Typically, it begins with a discussion about how the kayak should look and paddle, informed by the customer’s preferences and other boats they enjoy. “You could tell me, ‘I want a Romany-style kayak with three hatches and a rounded chine, but a bit shorter with a little less rocker, and I want it to be half the weight,’” he explains. “Then I take your measurements, shape the wood around you, and build it to fit.”

He uses Douglas fir for the stringers and longitudinal pieces, and sturdy black ash for the steam-bent ribs and cross members. Ribs are pinned in place with bamboo skewers, glued and tied to the stringers with nylon. The completed frame is then spray-coated with urethane varnish and is ready for the final—and most tedious—step: skinning.

Along with the painstaking process of laminating the cockpit coaming, this is Babulic’s least favourite part of the build. It takes three days to hand-sew the sheets of ballistic nylon around the frame. He then finishes the skin with urethane and adds epoxy “skid plates” to high-wear areas.

Each one of Babulic’s kayaks takes two weeks to construct

A 30-pound, 17-foot base model starts at $3,000 Canadian. Along with the unique aesthetic and considerable weight savings compared to composites, he insists his skin-on-frame boats are tougher than most hardshell kayaks. If you run into something, the skin flexes to absorb the impact, he explains.

Any damage can be repaired with contact cement, and heavily abused hulls can be re-varnished or even re-skinned as needed. Durability and longevity aside, “They’re really fun to paddle,” he says, “a crossover between organic wooden boats and more modern shape and performance.”

The kayak Babulic dropped off at the Adventure Kayak offices is one he designed for his 72-year-old, 6’2”, 250-pound father, “so Dad could go surfing again.” The elder Babulic is a former middle linebacker in the Canadian Football League and, as his son explains, “He surfs like a guy who played for the Saskatchewan Roughriders in the ‘70s.” In other words, “It’s a tank!” Babulic admits with a laugh.
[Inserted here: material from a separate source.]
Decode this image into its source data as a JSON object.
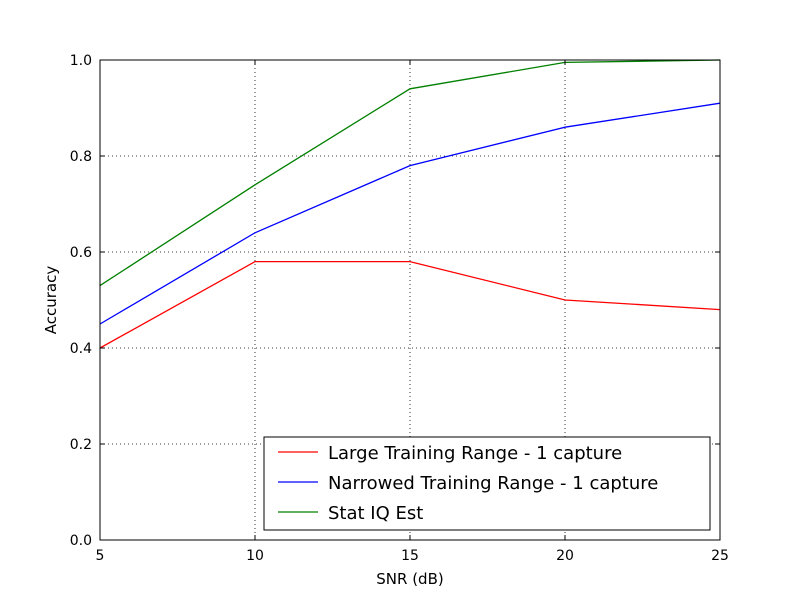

At the opposite end of the spectrum is a prototype he calls the Needle. It’s a race-inspired design that borrows traits from Epic surfskis and Rockpool Kayaks’ speedy Taran. “I wanted to experiment with form, to see if I could take a thousands-of-years-old technique and make a modern surfski,” he says. “The ultimate combination of old and new.”

To paddle a Backcountry Custom Canoe design is to return to the ancestral origins of kayaking: each boat built for a specific person, with attention to where and how he or she will use it.